Rotary Embeddings & RMSNorm
Root Mean Square Layer Normalization (RMSNorm)
In the Gemma architecture, standard Layer Normalization is replaced by RMSNorm. This variant scales the input based on the root mean square of the activations, providing computational efficiency and training stability.
GemmaRMSNorm
The GemmaRMSNorm class implements the normalization used throughout the text-processing layers of the model.
Usage
from modeling_gemma import GemmaRMSNorm
# Initialize for a specific hidden dimension
norm = GemmaRMSNorm(dim=2048, eps=1e-6)
# Apply to hidden states
normalized_states = norm(hidden_states)
API Reference
| Parameter | Type | Description |
| :--- | :--- | :--- |
| dim | int | The dimension of the input tensor (usually hidden_size). |
| eps | float | A small value added to the denominator to prevent division by zero. Defaults to 1e-6. |
Input:
x(torch.Tensor): The input hidden states to be normalized.
Output:
torch.Tensor: Normalized tensor of the same shape and type as the input.

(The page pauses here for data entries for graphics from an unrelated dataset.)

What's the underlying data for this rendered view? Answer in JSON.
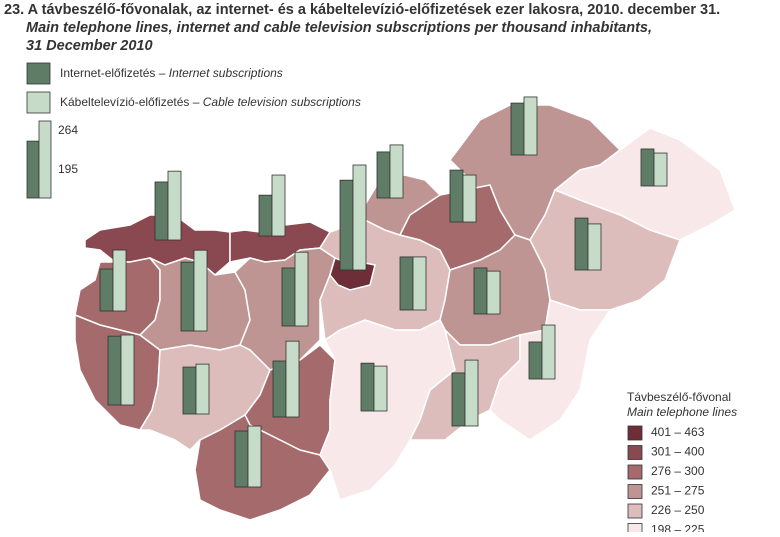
{
  "title": "23. A távbeszélő-fővonalak, az internet- és a kábeltelevízió-előfizetések ezer lakosra, 2010. december 31.",
  "subtitle": [
    "Main telephone lines, internet and cable television subscriptions per thousand inhabitants,",
    "31 December 2010"
  ],
  "series": [
    {
      "name": "Internet-előfizetés –",
      "name_en": "Internet subscriptions",
      "color": "#5f7c66"
    },
    {
      "name": "Kábeltelevízió-előfizetés –",
      "name_en": "Cable television subscriptions",
      "color": "#c6dcc8"
    }
  ],
  "reference": [
    195,
    264
  ],
  "legend": {
    "title": "Távbeszélő-fővonal",
    "title_en": "Main telephone lines",
    "classes": [
      {
        "label": "401 – 463",
        "color": "#6e2e37"
      },
      {
        "label": "301 – 400",
        "color": "#8a4850"
      },
      {
        "label": "276 – 300",
        "color": "#a56a6c"
      },
      {
        "label": "251 – 275",
        "color": "#bf9593"
      },
      {
        "label": "226 – 250",
        "color": "#dcbdbb"
      },
      {
        "label": "198 – 225",
        "color": "#f9e8e9"
      }
    ]
  },
  "counties": [
    {
      "color": "#8a4850",
      "values": [
        199,
        236
      ]
    },
    {
      "color": "#8a4850",
      "values": [
        140,
        209
      ]
    },
    {
      "color": "#a56a6c",
      "values": [
        144,
        209
      ]
    },
    {
      "color": "#a56a6c",
      "values": [
        236,
        240
      ]
    },
    {
      "color": "#bf9593",
      "values": [
        236,
        277
      ]
    },
    {
      "color": "#bf9593",
      "values": [
        199,
        253
      ]
    },
    {
      "color": "#dcbdbb",
      "values": [
        161,
        171
      ]
    },
    {
      "color": "#a56a6c",
      "values": [
        192,
        260
      ]
    },
    {
      "color": "#a56a6c",
      "values": [
        192,
        209
      ]
    },
    {
      "color": "#dcbdbb",
      "values": [
        182,
        182
      ]
    },
    {
      "color": "#6e2e37",
      "values": [
        308,
        360
      ]
    },
    {
      "color": "#bf9593",
      "values": [
        158,
        182
      ]
    },
    {
      "color": "#a56a6c",
      "values": [
        178,
        161
      ]
    },
    {
      "color": "#bf9593",
      "values": [
        178,
        199
      ]
    },
    {
      "color": "#f9e8e9",
      "values": [
        127,
        113
      ]
    },
    {
      "color": "#dcbdbb",
      "values": [
        178,
        158
      ]
    },
    {
      "color": "#bf9593",
      "values": [
        158,
        147
      ]
    },
    {
      "color": "#f9e8e9",
      "values": [
        164,
        154
      ]
    },
    {
      "color": "#dcbdbb",
      "values": [
        182,
        226
      ]
    },
    {
      "color": "#f9e8e9",
      "values": [
        127,
        185
      ]
    }
  ]
}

Rotary Positional Embeddings (RoPE)
Gemma utilizes Rotary Positional Embeddings (RoPE) to incorporate positional information into the model. Unlike traditional additive positional embeddings, RoPE applies a rotation to the Query (Q) and Key (K) representations in the attention mechanism, allowing the model to better capture relative distances between tokens.
GemmaRotaryEmbedding
The GemmaRotaryEmbedding class manages the calculation of the rotation frequencies based on the sequence length and embedding dimensions.
Usage
from modeling_gemma import GemmaRotaryEmbedding
# Initialize with head dimension and base
rope = GemmaRotaryEmbedding(
dim=256,
max_position_embeddings=8192,
base=10000.0
)
# Generate frequency components for specific positions
# Position IDs typically range from 0 to current_seq_len
cos, sin = rope(hidden_states, position_ids)
API Reference
| Parameter | Type | Description |
| :--- | :--- | :--- |
| dim | int | The dimension of the attention heads (head_dim). |
| max_position_embeddings | int | The maximum sequence length supported. |
| base | float | The base value for calculating the rotation frequencies (theta). Defaults to 10000.0. |
Input/Output
Forward Input:
x(torch.Tensor): The input states, used primarily to determine the current device and data type.position_ids(torch.LongTensor): The indices representing the position of each token in the sequence.
Forward Output:
Tuple[torch.Tensor, torch.Tensor]: Returns two tensors,cosandsin, which are applied to the Query and Key states within the attention layer.
Integration Note
While GemmaRotaryEmbedding is an internal component of the attention mechanism, its behavior is governed by the GemmaConfig. You can control its properties by adjusting rope_theta and head_dim in your model configuration.